Ag Data for the World
The United States Foreign
Agricultural Service's (FAS) goal is to, among other things,
represent U.S. agricultural interests abroad, monitor trade agreements,
and foster long-term economic growth and food security for nations in
need. Information needed to support that work is available to both
staff and the public via the Web-based Crop
Explorer. It's updated regularly and provides crop condition
information and forecasts of production. Its users include farmers and
commodities traders in addition to the public and government employees.
The current iteration does not use MetaCarta but the implementation
with those tools is nearly complete. The upgrade also includes looking
to build a link from Crop Explorer to ArcGIS since that's the FAS
analysts' tools of choice. Bob Baldwin of FAS told me later that his
staff spent quite a lot of time in years past developing categories to
allow users to query data based on geography. "That was before
MetaCarta." Now, he said, "that sort of coding is automated." The
MetaCarta implementation at FAS will be the third on a publicly
available website. The other two sites are the Society of Petroleum Engineers map-based
e-Library Search
and soon, the EPA's Window to
My Environment (WME). Dave Smith notes that this was demoed
at last year's meeting.
Solutions for Analysts Who Don't Speak [Enter Language Here]

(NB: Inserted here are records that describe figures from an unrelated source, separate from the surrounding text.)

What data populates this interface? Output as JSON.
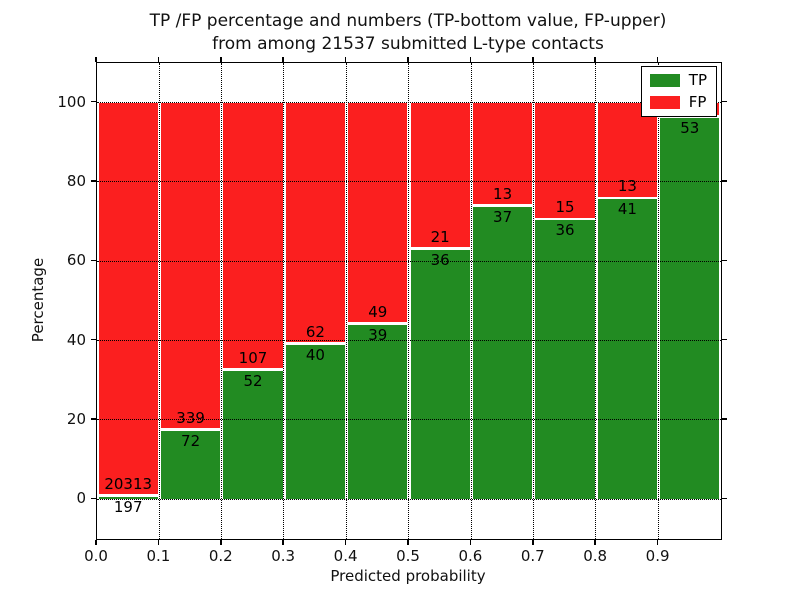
{
  "figure": {
    "title_line1": "TP /FP percentage and numbers (TP-bottom value, FP-upper)",
    "title_line2": "from among 21537 submitted L-type contacts",
    "xlabel": "Predicted probability",
    "ylabel": "Percentage"
  },
  "legend": {
    "items": [
      {
        "label": "TP",
        "color": "#228b22"
      },
      {
        "label": "FP",
        "color": "#fb1f1f"
      }
    ]
  },
  "colors": {
    "tp": "#228b22",
    "fp": "#fb1f1f",
    "grid": "#000000",
    "background": "#ffffff",
    "bar_edge": "#ffffff"
  },
  "chart_data": {
    "type": "bar",
    "subtype": "stacked-percentage-histogram",
    "title": "TP /FP percentage and numbers (TP-bottom value, FP-upper) from among 21537 submitted L-type contacts",
    "total_contacts": 21537,
    "xlabel": "Predicted probability",
    "ylabel": "Percentage",
    "xlim": [
      0.0,
      1.0
    ],
    "ylim": [
      -10,
      110
    ],
    "x_tick_labels": [
      "0.0",
      "0.1",
      "0.2",
      "0.3",
      "0.4",
      "0.5",
      "0.6",
      "0.7",
      "0.8",
      "0.9"
    ],
    "y_ticks": [
      0,
      20,
      40,
      60,
      80,
      100
    ],
    "grid": true,
    "grid_style": "dotted",
    "legend_position": "upper right",
    "series": [
      {
        "name": "TP",
        "color": "#228b22",
        "position": "bottom"
      },
      {
        "name": "FP",
        "color": "#fb1f1f",
        "position": "top"
      }
    ],
    "bars": [
      {
        "x0": 0.0,
        "x1": 0.1,
        "tp_count": 197,
        "fp_count": 20313,
        "tp_pct": 0.96
      },
      {
        "x0": 0.1,
        "x1": 0.2,
        "tp_count": 72,
        "fp_count": 339,
        "tp_pct": 17.5
      },
      {
        "x0": 0.2,
        "x1": 0.3,
        "tp_count": 52,
        "fp_count": 107,
        "tp_pct": 32.7
      },
      {
        "x0": 0.3,
        "x1": 0.4,
        "tp_count": 40,
        "fp_count": 62,
        "tp_pct": 39.2
      },
      {
        "x0": 0.4,
        "x1": 0.5,
        "tp_count": 39,
        "fp_count": 49,
        "tp_pct": 44.3
      },
      {
        "x0": 0.5,
        "x1": 0.6,
        "tp_count": 36,
        "fp_count": 21,
        "tp_pct": 63.2
      },
      {
        "x0": 0.6,
        "x1": 0.7,
        "tp_count": 37,
        "fp_count": 13,
        "tp_pct": 74.0
      },
      {
        "x0": 0.7,
        "x1": 0.8,
        "tp_count": 36,
        "fp_count": 15,
        "tp_pct": 70.6
      },
      {
        "x0": 0.8,
        "x1": 0.9,
        "tp_count": 41,
        "fp_count": 13,
        "tp_pct": 75.9
      },
      {
        "x0": 0.9,
        "x1": 1.0,
        "tp_count": 53,
        "fp_count": null,
        "tp_pct": 96.4,
        "fp_label_hidden_behind_legend": true
      }
    ]
  }
}
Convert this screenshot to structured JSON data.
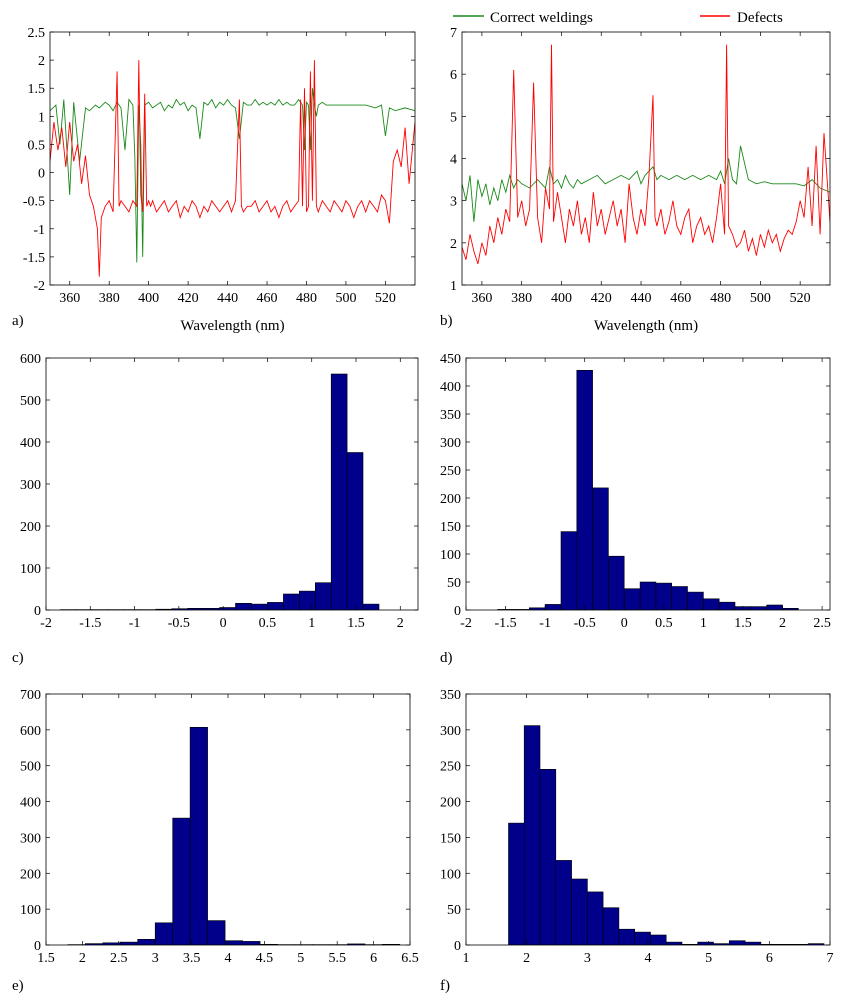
{
  "figure": {
    "legend": {
      "location": "top-right",
      "entries": [
        {
          "label": "Correct weldings",
          "color": "#1a8a1a"
        },
        {
          "label": "Defects",
          "color": "#ff0000"
        }
      ]
    }
  },
  "colors": {
    "green_series": "#1a8a1a",
    "red_series": "#ff0000",
    "bar_fill": "#00008b",
    "bar_edge": "#000000"
  },
  "chart_data": [
    {
      "panel": "a)",
      "type": "line",
      "xlabel": "Wavelength (nm)",
      "ylabel": "",
      "xlim": [
        350,
        535
      ],
      "ylim": [
        -2,
        2.5
      ],
      "xticks": [
        "360",
        "380",
        "400",
        "420",
        "440",
        "460",
        "480",
        "500",
        "520"
      ],
      "yticks": [
        "-2",
        "-1.5",
        "-1",
        "-0.5",
        "0",
        "0.5",
        "1",
        "1.5",
        "2",
        "2.5"
      ],
      "series": [
        {
          "name": "Correct weldings",
          "color": "#1a8a1a",
          "x": [
            350,
            353,
            355,
            357,
            360,
            362,
            365,
            368,
            370,
            373,
            375,
            378,
            380,
            382,
            384,
            386,
            388,
            390,
            392,
            393,
            394,
            395,
            396,
            397,
            398,
            400,
            402,
            404,
            406,
            408,
            410,
            412,
            414,
            416,
            418,
            420,
            422,
            424,
            426,
            428,
            430,
            432,
            434,
            436,
            438,
            440,
            442,
            444,
            446,
            448,
            450,
            452,
            454,
            456,
            458,
            460,
            462,
            464,
            466,
            468,
            470,
            472,
            474,
            476,
            478,
            479,
            480,
            481,
            482,
            483,
            484,
            485,
            486,
            488,
            490,
            495,
            500,
            505,
            510,
            515,
            518,
            520,
            522,
            525,
            530,
            535
          ],
          "y": [
            1.1,
            1.2,
            0.5,
            1.3,
            -0.4,
            1.25,
            0.2,
            1.15,
            1.1,
            1.2,
            1.15,
            1.25,
            1.2,
            1.1,
            1.25,
            1.15,
            0.4,
            1.3,
            1.2,
            0.3,
            -1.6,
            1.2,
            0.5,
            -1.5,
            1.2,
            1.25,
            1.15,
            1.2,
            1.25,
            1.1,
            1.2,
            1.15,
            1.3,
            1.2,
            1.25,
            1.1,
            1.2,
            1.15,
            0.6,
            1.25,
            1.2,
            1.3,
            1.15,
            1.25,
            1.2,
            1.3,
            1.2,
            1.15,
            0.6,
            1.25,
            1.2,
            1.2,
            1.3,
            1.2,
            1.25,
            1.2,
            1.25,
            1.2,
            1.3,
            1.2,
            1.25,
            1.2,
            1.2,
            1.3,
            1.2,
            0.4,
            1.25,
            1.2,
            0.4,
            1.5,
            1.2,
            1.0,
            1.2,
            1.25,
            1.2,
            1.2,
            1.2,
            1.2,
            1.2,
            1.15,
            1.2,
            0.65,
            1.15,
            1.1,
            1.15,
            1.1
          ]
        },
        {
          "name": "Defects",
          "color": "#ff0000",
          "x": [
            350,
            352,
            354,
            356,
            358,
            360,
            362,
            364,
            366,
            368,
            370,
            372,
            374,
            375,
            376,
            378,
            380,
            382,
            384,
            385,
            386,
            388,
            390,
            392,
            394,
            395,
            396,
            397,
            398,
            399,
            400,
            401,
            402,
            404,
            406,
            408,
            410,
            412,
            414,
            416,
            418,
            420,
            422,
            424,
            426,
            428,
            430,
            432,
            434,
            436,
            438,
            440,
            442,
            444,
            446,
            447,
            448,
            450,
            452,
            454,
            456,
            458,
            460,
            462,
            464,
            466,
            468,
            470,
            472,
            474,
            476,
            477,
            478,
            479,
            480,
            481,
            482,
            483,
            484,
            485,
            486,
            488,
            490,
            492,
            494,
            496,
            498,
            500,
            502,
            504,
            506,
            508,
            510,
            512,
            514,
            516,
            518,
            520,
            522,
            524,
            526,
            528,
            530,
            532,
            535
          ],
          "y": [
            0.2,
            0.9,
            0.4,
            0.8,
            0.1,
            0.9,
            0.2,
            0.5,
            -0.2,
            0.3,
            -0.4,
            -0.6,
            -1.0,
            -1.85,
            -0.8,
            -0.6,
            -0.5,
            -0.7,
            1.8,
            -0.6,
            -0.5,
            -0.6,
            -0.7,
            -0.5,
            -0.6,
            2.0,
            -0.4,
            -0.7,
            1.4,
            -0.6,
            -0.5,
            -0.6,
            -0.5,
            -0.7,
            -0.6,
            -0.5,
            -0.7,
            -0.6,
            -0.5,
            -0.8,
            -0.6,
            -0.7,
            -0.5,
            -0.6,
            -0.8,
            -0.6,
            -0.7,
            -0.5,
            -0.6,
            -0.7,
            -0.6,
            -0.5,
            -0.7,
            -0.5,
            1.3,
            -0.6,
            -0.7,
            -0.6,
            -0.6,
            -0.5,
            -0.7,
            -0.6,
            -0.5,
            -0.7,
            -0.6,
            -0.8,
            -0.6,
            -0.5,
            -0.7,
            -0.6,
            -0.5,
            1.3,
            -0.6,
            1.5,
            -0.7,
            -0.6,
            1.8,
            -0.5,
            2.0,
            -0.6,
            -0.7,
            -0.5,
            -0.6,
            -0.7,
            -0.5,
            -0.6,
            -0.7,
            -0.5,
            -0.6,
            -0.8,
            -0.6,
            -0.5,
            -0.7,
            -0.5,
            -0.6,
            -0.7,
            -0.4,
            -0.5,
            -0.9,
            0.2,
            0.4,
            0.1,
            0.8,
            -0.2,
            0.9
          ]
        }
      ]
    },
    {
      "panel": "b)",
      "type": "line",
      "xlabel": "Wavelength (nm)",
      "ylabel": "",
      "xlim": [
        350,
        535
      ],
      "ylim": [
        1,
        7
      ],
      "xticks": [
        "360",
        "380",
        "400",
        "420",
        "440",
        "460",
        "480",
        "500",
        "520"
      ],
      "yticks": [
        "1",
        "2",
        "3",
        "4",
        "5",
        "6",
        "7"
      ],
      "series": [
        {
          "name": "Correct weldings",
          "color": "#1a8a1a",
          "x": [
            350,
            352,
            354,
            356,
            358,
            360,
            362,
            364,
            366,
            368,
            370,
            372,
            374,
            376,
            378,
            380,
            384,
            388,
            392,
            394,
            396,
            398,
            400,
            402,
            404,
            406,
            408,
            410,
            414,
            418,
            422,
            426,
            430,
            434,
            438,
            440,
            442,
            444,
            446,
            448,
            450,
            454,
            458,
            462,
            466,
            470,
            474,
            478,
            480,
            482,
            484,
            486,
            488,
            490,
            494,
            498,
            502,
            506,
            510,
            514,
            518,
            522,
            526,
            530,
            535
          ],
          "y": [
            3.4,
            3.0,
            3.6,
            2.5,
            3.5,
            3.1,
            3.4,
            2.9,
            3.3,
            3.0,
            3.5,
            3.2,
            3.6,
            3.3,
            3.5,
            3.4,
            3.3,
            3.5,
            3.3,
            3.8,
            3.4,
            3.5,
            3.3,
            3.6,
            3.4,
            3.3,
            3.5,
            3.4,
            3.5,
            3.6,
            3.4,
            3.5,
            3.6,
            3.5,
            3.7,
            3.4,
            3.6,
            3.7,
            3.8,
            3.5,
            3.6,
            3.5,
            3.6,
            3.5,
            3.6,
            3.5,
            3.6,
            3.5,
            3.7,
            3.4,
            4.0,
            3.5,
            3.4,
            4.3,
            3.5,
            3.4,
            3.45,
            3.4,
            3.4,
            3.4,
            3.4,
            3.35,
            3.5,
            3.3,
            3.2
          ]
        },
        {
          "name": "Defects",
          "color": "#ff0000",
          "x": [
            350,
            352,
            354,
            356,
            358,
            360,
            362,
            364,
            366,
            368,
            370,
            372,
            374,
            376,
            378,
            380,
            382,
            384,
            386,
            388,
            390,
            392,
            394,
            395,
            396,
            398,
            400,
            402,
            404,
            406,
            408,
            410,
            412,
            414,
            416,
            418,
            420,
            422,
            424,
            426,
            428,
            430,
            432,
            434,
            436,
            438,
            440,
            442,
            444,
            446,
            447,
            448,
            450,
            452,
            454,
            456,
            458,
            460,
            462,
            464,
            466,
            468,
            470,
            472,
            474,
            476,
            478,
            480,
            482,
            483,
            484,
            486,
            488,
            490,
            492,
            494,
            496,
            498,
            500,
            502,
            504,
            506,
            508,
            510,
            512,
            514,
            516,
            518,
            520,
            522,
            524,
            526,
            528,
            530,
            532,
            535
          ],
          "y": [
            1.9,
            1.6,
            2.2,
            1.8,
            1.5,
            2.0,
            1.7,
            2.4,
            2.0,
            2.6,
            2.2,
            2.8,
            2.5,
            6.1,
            2.6,
            3.0,
            2.4,
            2.8,
            5.8,
            2.6,
            2.0,
            3.3,
            2.8,
            6.7,
            2.5,
            3.2,
            2.6,
            2.0,
            2.8,
            2.4,
            3.0,
            2.2,
            2.6,
            2.0,
            3.2,
            2.4,
            2.8,
            2.2,
            2.6,
            3.0,
            2.4,
            2.8,
            2.0,
            3.4,
            2.6,
            2.2,
            2.8,
            2.4,
            3.6,
            5.5,
            2.6,
            2.4,
            2.8,
            2.2,
            2.5,
            3.0,
            2.4,
            2.2,
            2.6,
            2.8,
            2.0,
            2.4,
            2.6,
            2.2,
            2.4,
            2.0,
            2.6,
            3.4,
            2.2,
            6.7,
            2.4,
            2.2,
            1.9,
            2.0,
            2.3,
            1.8,
            2.1,
            1.7,
            2.2,
            1.9,
            2.3,
            2.0,
            2.2,
            1.8,
            2.1,
            2.3,
            2.2,
            2.5,
            3.0,
            2.6,
            3.8,
            2.4,
            4.3,
            2.2,
            4.6,
            2.5
          ]
        }
      ]
    },
    {
      "panel": "c)",
      "type": "bar",
      "xlabel": "",
      "ylabel": "",
      "xlim": [
        -2,
        2.2
      ],
      "ylim": [
        0,
        600
      ],
      "xticks": [
        "-2",
        "-1.5",
        "-1",
        "-0.5",
        "0",
        "0.5",
        "1",
        "1.5",
        "2"
      ],
      "yticks": [
        "0",
        "100",
        "200",
        "300",
        "400",
        "500",
        "600"
      ],
      "bin_width": 0.18,
      "bin_starts": [
        -1.84,
        -1.66,
        -1.48,
        -1.3,
        -1.12,
        -0.94,
        -0.76,
        -0.58,
        -0.4,
        -0.22,
        -0.04,
        0.14,
        0.32,
        0.5,
        0.68,
        0.86,
        1.04,
        1.22,
        1.4,
        1.58
      ],
      "values": [
        1,
        1,
        1,
        1,
        1,
        1,
        2,
        3,
        4,
        4,
        6,
        16,
        14,
        18,
        38,
        45,
        65,
        562,
        375,
        14
      ]
    },
    {
      "panel": "d)",
      "type": "bar",
      "xlabel": "",
      "ylabel": "",
      "xlim": [
        -2,
        2.6
      ],
      "ylim": [
        0,
        450
      ],
      "xticks": [
        "-2",
        "-1.5",
        "-1",
        "-0.5",
        "0",
        "0.5",
        "1",
        "1.5",
        "2",
        "2.5"
      ],
      "yticks": [
        "0",
        "50",
        "100",
        "150",
        "200",
        "250",
        "300",
        "350",
        "400",
        "450"
      ],
      "bin_width": 0.2,
      "bin_starts": [
        -1.6,
        -1.4,
        -1.2,
        -1.0,
        -0.8,
        -0.6,
        -0.4,
        -0.2,
        0.0,
        0.2,
        0.4,
        0.6,
        0.8,
        1.0,
        1.2,
        1.4,
        1.6,
        1.8,
        2.0
      ],
      "values": [
        1,
        1,
        4,
        10,
        140,
        428,
        218,
        96,
        38,
        50,
        48,
        42,
        32,
        20,
        14,
        6,
        6,
        9,
        3
      ]
    },
    {
      "panel": "e)",
      "type": "bar",
      "xlabel": "",
      "ylabel": "",
      "xlim": [
        1.5,
        6.5
      ],
      "ylim": [
        0,
        700
      ],
      "xticks": [
        "1.5",
        "2",
        "2.5",
        "3",
        "3.5",
        "4",
        "4.5",
        "5",
        "5.5",
        "6",
        "6.5"
      ],
      "yticks": [
        "0",
        "100",
        "200",
        "300",
        "400",
        "500",
        "600",
        "700"
      ],
      "bin_width": 0.24,
      "bin_starts": [
        1.8,
        2.04,
        2.28,
        2.52,
        2.76,
        3.0,
        3.24,
        3.48,
        3.72,
        3.96,
        4.2,
        4.44,
        4.68,
        4.92,
        5.16,
        5.4,
        5.64,
        5.88,
        6.12
      ],
      "values": [
        1,
        4,
        6,
        8,
        16,
        62,
        354,
        607,
        68,
        12,
        10,
        2,
        1,
        1,
        1,
        1,
        3,
        1,
        2
      ]
    },
    {
      "panel": "f)",
      "type": "bar",
      "xlabel": "",
      "ylabel": "",
      "xlim": [
        1,
        7
      ],
      "ylim": [
        0,
        350
      ],
      "xticks": [
        "1",
        "2",
        "3",
        "4",
        "5",
        "6",
        "7"
      ],
      "yticks": [
        "0",
        "50",
        "100",
        "150",
        "200",
        "250",
        "300",
        "350"
      ],
      "bin_width": 0.26,
      "bin_starts": [
        1.7,
        1.96,
        2.22,
        2.48,
        2.74,
        3.0,
        3.26,
        3.52,
        3.78,
        4.04,
        4.3,
        4.56,
        4.82,
        5.08,
        5.34,
        5.6,
        5.86,
        6.12,
        6.38,
        6.64
      ],
      "values": [
        170,
        306,
        245,
        118,
        92,
        74,
        52,
        22,
        18,
        14,
        4,
        1,
        4,
        2,
        6,
        4,
        1,
        1,
        1,
        2
      ]
    }
  ]
}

Raytheon's Dave Waldrup showed off its product called Expres'Sense. The
name doesn't do it justice in my mind, so let's jump right to use case.
Say you have an analyst who is looking into terrorist threats in the
Middle East. Suppose he or she is a great analyst but does not know
Arabic or any other languages of the region. Expres'Sense solves that
problem by linking some very clever language tools (Language Weaver) to
MetaCarta location extraction and tagging.

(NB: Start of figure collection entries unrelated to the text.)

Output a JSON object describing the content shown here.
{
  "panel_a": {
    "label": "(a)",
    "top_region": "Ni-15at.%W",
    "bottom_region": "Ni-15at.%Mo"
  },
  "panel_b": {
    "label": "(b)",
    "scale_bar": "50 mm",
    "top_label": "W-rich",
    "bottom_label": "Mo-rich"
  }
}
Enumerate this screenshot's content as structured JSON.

Here's the outline of the brief demo we saw that walked through how an
analyst might search for documents with the term "bomb" in them in
Arabic. First the analyst would key in the term "bomb." Then, he'd have
to pick through some meanings in English to ensure the "right" meaning
of bomb was used (not "bomb" meaning a really bad movie, for example).

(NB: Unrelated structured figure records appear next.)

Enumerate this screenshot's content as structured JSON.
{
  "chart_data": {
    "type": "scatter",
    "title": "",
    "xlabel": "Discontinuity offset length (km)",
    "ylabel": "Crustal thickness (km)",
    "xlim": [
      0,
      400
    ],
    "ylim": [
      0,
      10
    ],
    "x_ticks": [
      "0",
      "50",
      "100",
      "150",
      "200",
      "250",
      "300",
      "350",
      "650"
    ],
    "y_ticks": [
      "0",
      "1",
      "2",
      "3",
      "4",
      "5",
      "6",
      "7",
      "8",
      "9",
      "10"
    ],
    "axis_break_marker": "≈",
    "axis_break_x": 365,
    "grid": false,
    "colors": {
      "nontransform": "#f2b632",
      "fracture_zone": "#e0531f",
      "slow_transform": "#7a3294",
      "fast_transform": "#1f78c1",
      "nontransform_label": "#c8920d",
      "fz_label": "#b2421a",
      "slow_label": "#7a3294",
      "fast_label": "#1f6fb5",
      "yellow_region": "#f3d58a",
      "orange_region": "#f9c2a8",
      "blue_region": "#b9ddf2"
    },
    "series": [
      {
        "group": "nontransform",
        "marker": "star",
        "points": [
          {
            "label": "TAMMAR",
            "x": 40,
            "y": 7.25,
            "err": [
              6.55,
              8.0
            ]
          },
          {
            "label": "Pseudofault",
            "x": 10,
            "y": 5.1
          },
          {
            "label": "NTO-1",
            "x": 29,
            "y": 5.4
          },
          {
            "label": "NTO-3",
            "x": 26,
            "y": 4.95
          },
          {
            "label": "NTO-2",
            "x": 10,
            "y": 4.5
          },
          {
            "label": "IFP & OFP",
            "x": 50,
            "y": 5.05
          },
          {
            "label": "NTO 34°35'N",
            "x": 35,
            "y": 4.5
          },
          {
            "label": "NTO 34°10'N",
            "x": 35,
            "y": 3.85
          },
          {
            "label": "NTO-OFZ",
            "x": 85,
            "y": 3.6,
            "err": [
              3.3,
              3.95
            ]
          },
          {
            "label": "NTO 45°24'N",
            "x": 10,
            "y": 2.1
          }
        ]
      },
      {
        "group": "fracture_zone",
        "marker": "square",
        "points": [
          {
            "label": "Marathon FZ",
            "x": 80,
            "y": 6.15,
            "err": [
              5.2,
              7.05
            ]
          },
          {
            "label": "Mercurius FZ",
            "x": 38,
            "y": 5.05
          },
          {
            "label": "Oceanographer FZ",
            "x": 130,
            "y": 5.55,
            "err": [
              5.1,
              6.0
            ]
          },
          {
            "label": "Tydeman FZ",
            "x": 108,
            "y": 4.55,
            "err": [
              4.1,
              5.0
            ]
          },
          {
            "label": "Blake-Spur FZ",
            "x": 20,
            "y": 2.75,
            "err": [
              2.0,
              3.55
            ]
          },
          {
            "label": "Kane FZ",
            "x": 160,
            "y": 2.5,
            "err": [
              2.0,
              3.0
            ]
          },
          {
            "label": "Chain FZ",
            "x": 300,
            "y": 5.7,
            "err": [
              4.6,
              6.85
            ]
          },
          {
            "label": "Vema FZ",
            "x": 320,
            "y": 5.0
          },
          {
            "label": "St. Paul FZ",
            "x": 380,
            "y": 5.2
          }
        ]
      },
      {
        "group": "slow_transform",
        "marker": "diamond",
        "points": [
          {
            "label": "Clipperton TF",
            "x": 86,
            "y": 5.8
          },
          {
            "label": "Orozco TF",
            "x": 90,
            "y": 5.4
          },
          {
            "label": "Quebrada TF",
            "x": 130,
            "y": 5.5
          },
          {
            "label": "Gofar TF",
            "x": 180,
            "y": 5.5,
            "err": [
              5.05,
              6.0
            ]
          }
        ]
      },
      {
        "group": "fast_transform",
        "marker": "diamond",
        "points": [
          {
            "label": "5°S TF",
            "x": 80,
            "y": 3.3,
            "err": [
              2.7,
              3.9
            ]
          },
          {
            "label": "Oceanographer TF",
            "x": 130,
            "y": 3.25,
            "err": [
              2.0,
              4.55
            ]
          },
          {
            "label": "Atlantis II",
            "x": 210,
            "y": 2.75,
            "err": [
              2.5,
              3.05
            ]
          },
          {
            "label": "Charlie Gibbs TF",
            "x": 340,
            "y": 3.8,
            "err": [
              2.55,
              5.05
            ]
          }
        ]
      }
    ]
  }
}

The system offered back some "kinds" of bombs - actually a very long
list including "package bomb" and "car bomb" and "shoe bomb" - from
which the analyst could select one or more terms. At that point the
language of interest was identified (I think in the demo about five
were offered). Then the query was built and run against a database of
documents. The results came back in both Arabic and translated into
English. Locations in each article could then be extracted, geocoded
and presented on a map next to the article.
MetaCarta is Growing
I've been following MetaCarta since
2002 and things are coming along nicely. This intimate user
conference was, I suspect, like those from the early days of other
software companies. There is a lot of prototyping going on and a
limited number of systems in use. Still, there's quite a lot of
excitement as users see how their peers are using the new tools in
different disciplines, for differently skilled users, and with
different technology platforms. I expect to see this event, and this
company, grow steadily in the coming years.